The most time consuming task was to make a sauce. We used
lobster shells to make a stock. We added water, white wine, and brandy to the lobster shells and simmered it for about an hour. For flavor we added tarragon stems. After simmering for an hour we used immersion blender to break down some shells and extract an additional flavor. After that we strained the stock, added heavy cream and continued to simmer until it was reduced by half.


Pasta was pre-cooked and to finish the plate was not so difficult, as we cooked it to the order. However orders were coming at the steady stream, so two of us were really busy to cook for the whole duration of the service. A bit oil in a pan, add asparagus cut on a bias, sauté, add sliced mushrooms, add sauce, add lobster, add pasta. A bit of chopped tarragon for the flavor, toss, plate. The difficult part was to plate. The pan we used to cook three portion at a time was quite heavy.

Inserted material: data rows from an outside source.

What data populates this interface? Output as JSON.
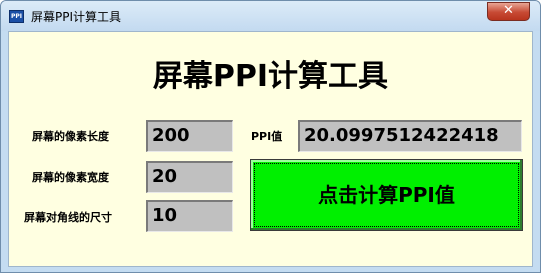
{
  "window": {
    "title": "屏幕PPI计算工具",
    "icon": "app-ppi-icon",
    "icon_text": "PPI",
    "close_glyph": "✕"
  },
  "main": {
    "heading": "屏幕PPI计算工具",
    "fields": [
      {
        "label": "屏幕的像素长度",
        "value": "200"
      },
      {
        "label": "屏幕的像素宽度",
        "value": "20"
      },
      {
        "label": "屏幕对角线的尺寸",
        "value": "10"
      }
    ],
    "result": {
      "label": "PPI值",
      "value": "20.0997512422418"
    },
    "calc_button_label": "点击计算PPI值"
  },
  "colors": {
    "client_background": "#ffffe1",
    "field_background": "#c0c0c0",
    "button_green": "#00f000",
    "titlebar": "#c4dcf1",
    "close_red": "#c74a34"
  }
}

Holding the pan in a left hand and distributing three portions evenly was not so easy, after short time the left hand was really tired.

Again that day we had a dish of the day and the feeling was amazing. The lobster meat was a restrained ingredient for us, we had to stop five minutes before finish, as we run out of the lobster. We did not have much asparagus and mushrooms left (may  a couple more portions), which was also good, as we did not have to through away other ingredients.